عنوان مقاله [English]
Estimation of evapotranspiration (ET) is needed for many applications in diverse disciplines, such as meteorology, hydrology and agriculture. Quantifying ET from irrigated projects is important for water rights management, water resources planning, water regulation and irrigation system performance. A common way of describing irrigation system performance is by comparing water supply and demand. Estimation of water supply is a
straightforward exercise in most cases. However, estimation of water demand has proved to be much more difficult. Data are required on irrigated areas, types of crop, cropping calendars and specific crop water demand. Given these data, it becomes possible to calculate the total crop water requirements for each system. However, estimation of water demand proves to be more difficult, due to the absence of data on irrigated areas and cropping patterns. Remote Sensing (RS) algorithms are currently used to spatially estimate surface energy fluxes,
e.g., evapotranspiration. Many of these energy balance models use information derived from satellite imagery, such as MODIS, AVHRR, and Landsat, to estimate regional ET. The RS approach to estimate ET provides advantages over traditional methods. One of the most important advantages is that it can provide regional estimates of actual ET at low cost. Compared with traditional point measurement methods (e.g., lysimeters and weather station data), this approach captures the spatial variability between and within agricultural fields.
The Surface Energy Balance Algorithm for Land (SEBAL) is an image processing model for calculating ET as a residual of the surface energy balance, which was developed in the Netherlands by Bastiaanssen.
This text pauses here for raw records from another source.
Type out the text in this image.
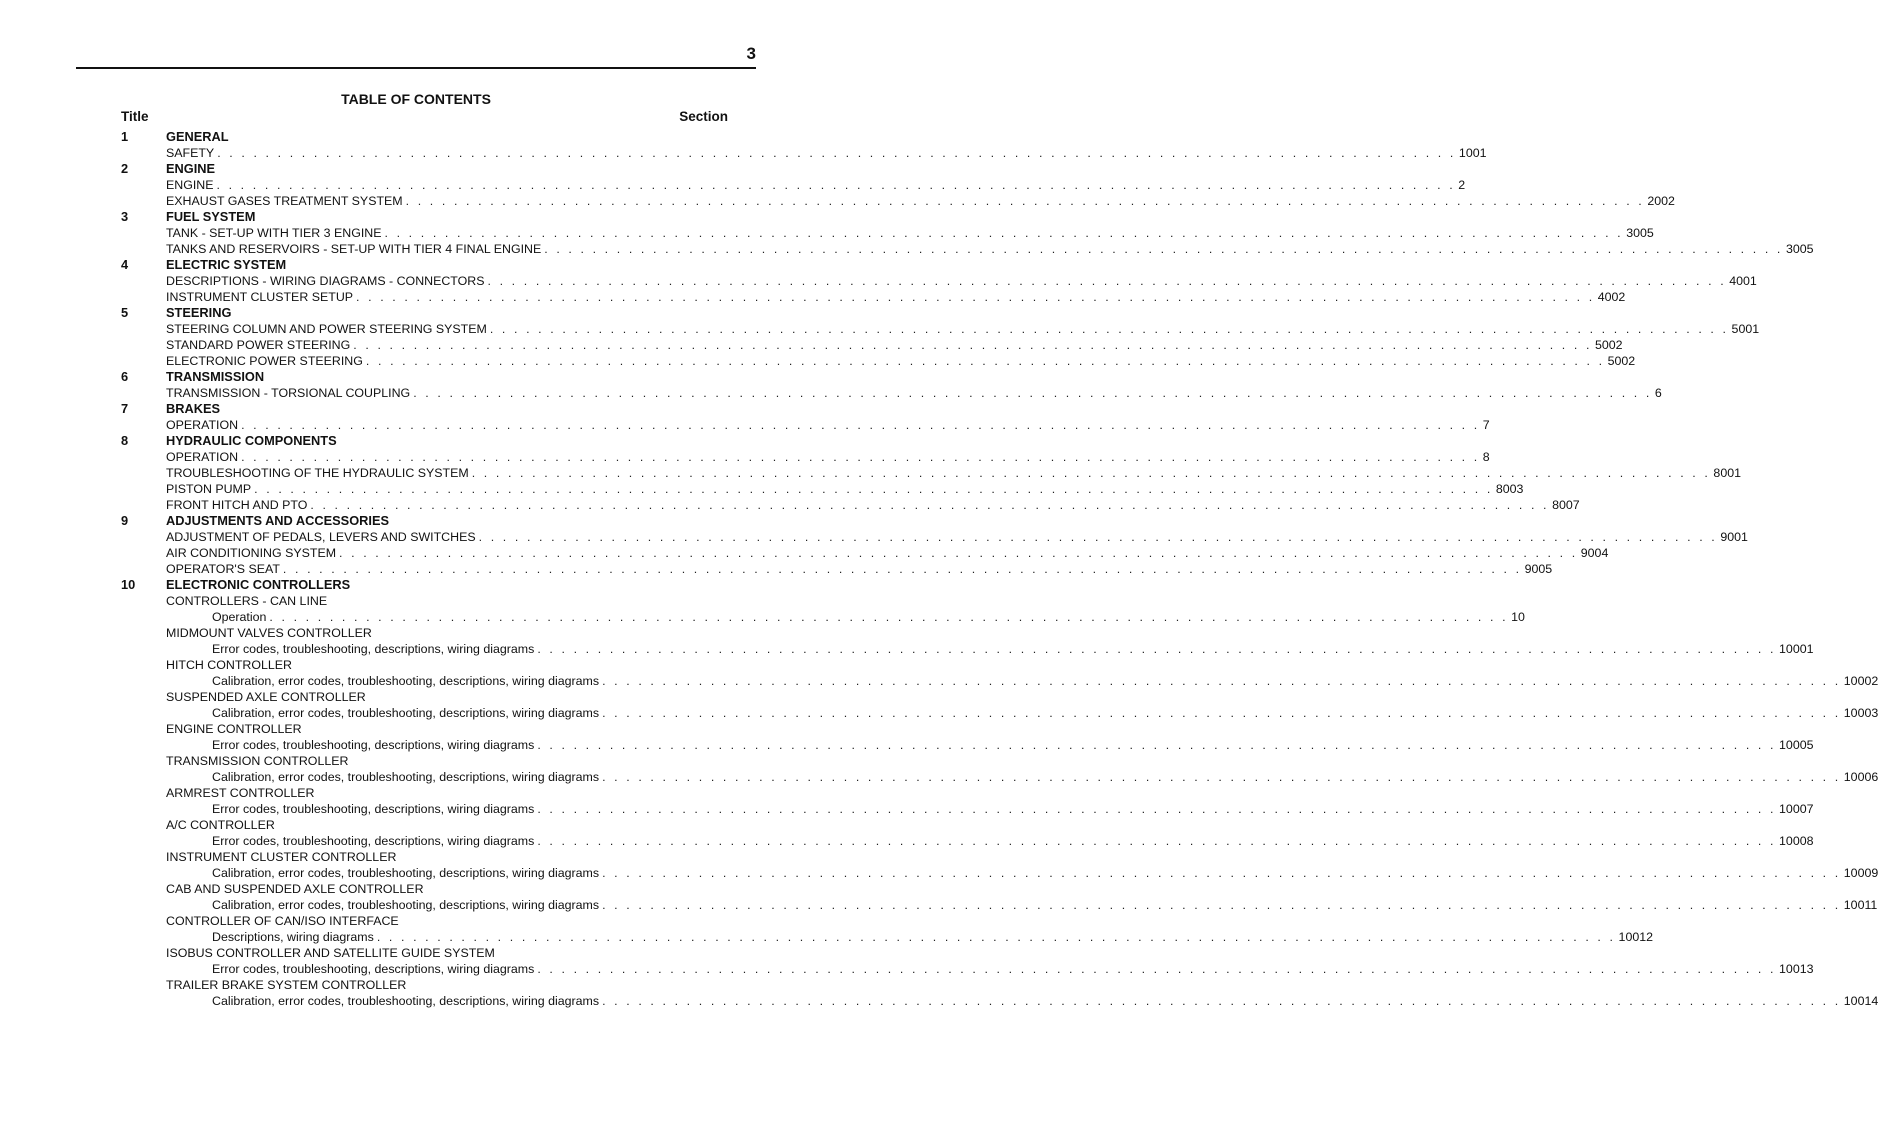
3
TABLE OF CONTENTS
Title	Section
1	GENERAL
SAFETY . . . . . . . . . . . . . . . . . . . . . . . . . . . . . . . . . . . . . . . . . . . . . . . . . . . . . . . . . . . . . . . . . . . . . . . . . . . . . . . . . . . . . . . . . . . . . . . . . . . . . . . 1001
2	ENGINE
ENGINE . . . . . . . . . . . . . . . . . . . . . . . . . . . . . . . . . . . . . . . . . . . . . . . . . . . . . . . . . . . . . . . . . . . . . . . . . . . . . . . . . . . . . . . . . . . . . . . . . . . . . . . 2
EXHAUST GASES TREATMENT SYSTEM . . . . . . . . . . . . . . . . . . . . . . . . . . . . . . . . . . . . . . . . . . . . . . . . . . . . . . . . . . . . . . . . . . . . . . . . . . . . . . . . . . . . . . . . . . . . . . . . . . . . . . . 2002
3	FUEL SYSTEM
TANK - SET-UP WITH TIER 3 ENGINE . . . . . . . . . . . . . . . . . . . . . . . . . . . . . . . . . . . . . . . . . . . . . . . . . . . . . . . . . . . . . . . . . . . . . . . . . . . . . . . . . . . . . . . . . . . . . . . . . . . . . . . 3005
TANKS AND RESERVOIRS - SET-UP WITH TIER 4 FINAL ENGINE . . . . . . . . . . . . . . . . . . . . . . . . . . . . . . . . . . . . . . . . . . . . . . . . . . . . . . . . . . . . . . . . . . . . . . . . . . . . . . . . . . . . . . . . . . . . . . . . . . . . . . . 3005
4	ELECTRIC SYSTEM
DESCRIPTIONS - WIRING DIAGRAMS - CONNECTORS . . . . . . . . . . . . . . . . . . . . . . . . . . . . . . . . . . . . . . . . . . . . . . . . . . . . . . . . . . . . . . . . . . . . . . . . . . . . . . . . . . . . . . . . . . . . . . . . . . . . . . . 4001
INSTRUMENT CLUSTER SETUP . . . . . . . . . . . . . . . . . . . . . . . . . . . . . . . . . . . . . . . . . . . . . . . . . . . . . . . . . . . . . . . . . . . . . . . . . . . . . . . . . . . . . . . . . . . . . . . . . . . . . . . 4002
5	STEERING
STEERING COLUMN AND POWER STEERING SYSTEM . . . . . . . . . . . . . . . . . . . . . . . . . . . . . . . . . . . . . . . . . . . . . . . . . . . . . . . . . . . . . . . . . . . . . . . . . . . . . . . . . . . . . . . . . . . . . . . . . . . . . . . 5001
STANDARD POWER STEERING . . . . . . . . . . . . . . . . . . . . . . . . . . . . . . . . . . . . . . . . . . . . . . . . . . . . . . . . . . . . . . . . . . . . . . . . . . . . . . . . . . . . . . . . . . . . . . . . . . . . . . . 5002
ELECTRONIC POWER STEERING . . . . . . . . . . . . . . . . . . . . . . . . . . . . . . . . . . . . . . . . . . . . . . . . . . . . . . . . . . . . . . . . . . . . . . . . . . . . . . . . . . . . . . . . . . . . . . . . . . . . . . . 5002
6	TRANSMISSION
TRANSMISSION - TORSIONAL COUPLING . . . . . . . . . . . . . . . . . . . . . . . . . . . . . . . . . . . . . . . . . . . . . . . . . . . . . . . . . . . . . . . . . . . . . . . . . . . . . . . . . . . . . . . . . . . . . . . . . . . . . . . 6
7	BRAKES
OPERATION . . . . . . . . . . . . . . . . . . . . . . . . . . . . . . . . . . . . . . . . . . . . . . . . . . . . . . . . . . . . . . . . . . . . . . . . . . . . . . . . . . . . . . . . . . . . . . . . . . . . . . . 7
8	HYDRAULIC COMPONENTS
OPERATION . . . . . . . . . . . . . . . . . . . . . . . . . . . . . . . . . . . . . . . . . . . . . . . . . . . . . . . . . . . . . . . . . . . . . . . . . . . . . . . . . . . . . . . . . . . . . . . . . . . . . . . 8
TROUBLESHOOTING OF THE HYDRAULIC SYSTEM . . . . . . . . . . . . . . . . . . . . . . . . . . . . . . . . . . . . . . . . . . . . . . . . . . . . . . . . . . . . . . . . . . . . . . . . . . . . . . . . . . . . . . . . . . . . . . . . . . . . . . . 8001
PISTON PUMP . . . . . . . . . . . . . . . . . . . . . . . . . . . . . . . . . . . . . . . . . . . . . . . . . . . . . . . . . . . . . . . . . . . . . . . . . . . . . . . . . . . . . . . . . . . . . . . . . . . . . . . 8003
FRONT HITCH AND PTO . . . . . . . . . . . . . . . . . . . . . . . . . . . . . . . . . . . . . . . . . . . . . . . . . . . . . . . . . . . . . . . . . . . . . . . . . . . . . . . . . . . . . . . . . . . . . . . . . . . . . . . 8007
9	ADJUSTMENTS AND ACCESSORIES
ADJUSTMENT OF PEDALS, LEVERS AND SWITCHES . . . . . . . . . . . . . . . . . . . . . . . . . . . . . . . . . . . . . . . . . . . . . . . . . . . . . . . . . . . . . . . . . . . . . . . . . . . . . . . . . . . . . . . . . . . . . . . . . . . . . . . 9001
AIR CONDITIONING SYSTEM . . . . . . . . . . . . . . . . . . . . . . . . . . . . . . . . . . . . . . . . . . . . . . . . . . . . . . . . . . . . . . . . . . . . . . . . . . . . . . . . . . . . . . . . . . . . . . . . . . . . . . . 9004
OPERATOR'S SEAT . . . . . . . . . . . . . . . . . . . . . . . . . . . . . . . . . . . . . . . . . . . . . . . . . . . . . . . . . . . . . . . . . . . . . . . . . . . . . . . . . . . . . . . . . . . . . . . . . . . . . . . 9005
10 ELECTRONIC CONTROLLERS
CONTROLLERS - CAN LINE
Operation . . . . . . . . . . . . . . . . . . . . . . . . . . . . . . . . . . . . . . . . . . . . . . . . . . . . . . . . . . . . . . . . . . . . . . . . . . . . . . . . . . . . . . . . . . . . . . . . . . . . . . . 10
MIDMOUNT VALVES CONTROLLER
Error codes, troubleshooting, descriptions, wiring diagrams . . . . . . . . . . . . . . . . . . . . . . . . . . . . . . . . . . . . . . . . . . . . . . . . . . . . . . . . . . . . . . . . . . . . . . . . . . . . . . . . . . . . . . . . . . . . . . . . . . . . . . . 10001
HITCH CONTROLLER
Calibration, error codes, troubleshooting, descriptions, wiring diagrams . . . . . . . . . . . . . . . . . . . . . . . . . . . . . . . . . . . . . . . . . . . . . . . . . . . . . . . . . . . . . . . . . . . . . . . . . . . . . . . . . . . . . . . . . . . . . . . . . . . . . . . 10002
SUSPENDED AXLE CONTROLLER
Calibration, error codes, troubleshooting, descriptions, wiring diagrams . . . . . . . . . . . . . . . . . . . . . . . . . . . . . . . . . . . . . . . . . . . . . . . . . . . . . . . . . . . . . . . . . . . . . . . . . . . . . . . . . . . . . . . . . . . . . . . . . . . . . . . 10003
ENGINE CONTROLLER
Error codes, troubleshooting, descriptions, wiring diagrams . . . . . . . . . . . . . . . . . . . . . . . . . . . . . . . . . . . . . . . . . . . . . . . . . . . . . . . . . . . . . . . . . . . . . . . . . . . . . . . . . . . . . . . . . . . . . . . . . . . . . . . 10005
TRANSMISSION CONTROLLER
Calibration, error codes, troubleshooting, descriptions, wiring diagrams . . . . . . . . . . . . . . . . . . . . . . . . . . . . . . . . . . . . . . . . . . . . . . . . . . . . . . . . . . . . . . . . . . . . . . . . . . . . . . . . . . . . . . . . . . . . . . . . . . . . . . . 10006
ARMREST CONTROLLER
Error codes, troubleshooting, descriptions, wiring diagrams . . . . . . . . . . . . . . . . . . . . . . . . . . . . . . . . . . . . . . . . . . . . . . . . . . . . . . . . . . . . . . . . . . . . . . . . . . . . . . . . . . . . . . . . . . . . . . . . . . . . . . . 10007
A/C CONTROLLER
Error codes, troubleshooting, descriptions, wiring diagrams . . . . . . . . . . . . . . . . . . . . . . . . . . . . . . . . . . . . . . . . . . . . . . . . . . . . . . . . . . . . . . . . . . . . . . . . . . . . . . . . . . . . . . . . . . . . . . . . . . . . . . . 10008
INSTRUMENT CLUSTER CONTROLLER
Calibration, error codes, troubleshooting, descriptions, wiring diagrams . . . . . . . . . . . . . . . . . . . . . . . . . . . . . . . . . . . . . . . . . . . . . . . . . . . . . . . . . . . . . . . . . . . . . . . . . . . . . . . . . . . . . . . . . . . . . . . . . . . . . . . 10009
CAB AND SUSPENDED AXLE CONTROLLER
Calibration, error codes, troubleshooting, descriptions, wiring diagrams . . . . . . . . . . . . . . . . . . . . . . . . . . . . . . . . . . . . . . . . . . . . . . . . . . . . . . . . . . . . . . . . . . . . . . . . . . . . . . . . . . . . . . . . . . . . . . . . . . . . . . . 10011
CONTROLLER OF CAN/ISO INTERFACE
Descriptions, wiring diagrams . . . . . . . . . . . . . . . . . . . . . . . . . . . . . . . . . . . . . . . . . . . . . . . . . . . . . . . . . . . . . . . . . . . . . . . . . . . . . . . . . . . . . . . . . . . . . . . . . . . . . . . 10012
ISOBUS CONTROLLER AND SATELLITE GUIDE SYSTEM
Error codes, troubleshooting, descriptions, wiring diagrams . . . . . . . . . . . . . . . . . . . . . . . . . . . . . . . . . . . . . . . . . . . . . . . . . . . . . . . . . . . . . . . . . . . . . . . . . . . . . . . . . . . . . . . . . . . . . . . . . . . . . . . 10013
TRAILER BRAKE SYSTEM CONTROLLER
Calibration, error codes, troubleshooting, descriptions, wiring diagrams . . . . . . . . . . . . . . . . . . . . . . . . . . . . . . . . . . . . . . . . . . . . . . . . . . . . . . . . . . . . . . . . . . . . . . . . . . . . . . . . . . . . . . . . . . . . . . . . . . . . . . . 10014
In this paper, a new algorithms was developed to use synopthic weather station data in large areas faced with lack of data, into a surface energy balance, coupled with remote sensing satellite-based mutispectral images, AVHRR, called, the Sharif University of Technology SUT-SEBAL, built on the same theoretical basis as its predecessor,
SEBAL, to estimate spatial ET and actual water use in agriculture in the Varamin Plain (South of Tehran), from 2002-2005.
The results show that agricultural water use in this irrigation system is around 400 MCM annually. Their results were comparable with conventional methods, including CROPWAT. The results also can be used for accurately
estimating ET for large populations of field and water users, and to quantify net ground-water pumpage in this area, since water extraction from underground is not measured. ET estimates that satellite images using SUT-SEBAL may ultimately replace current procedures used by the Tehran Water Company and other management entities that rely on field visits and simple ground measurements.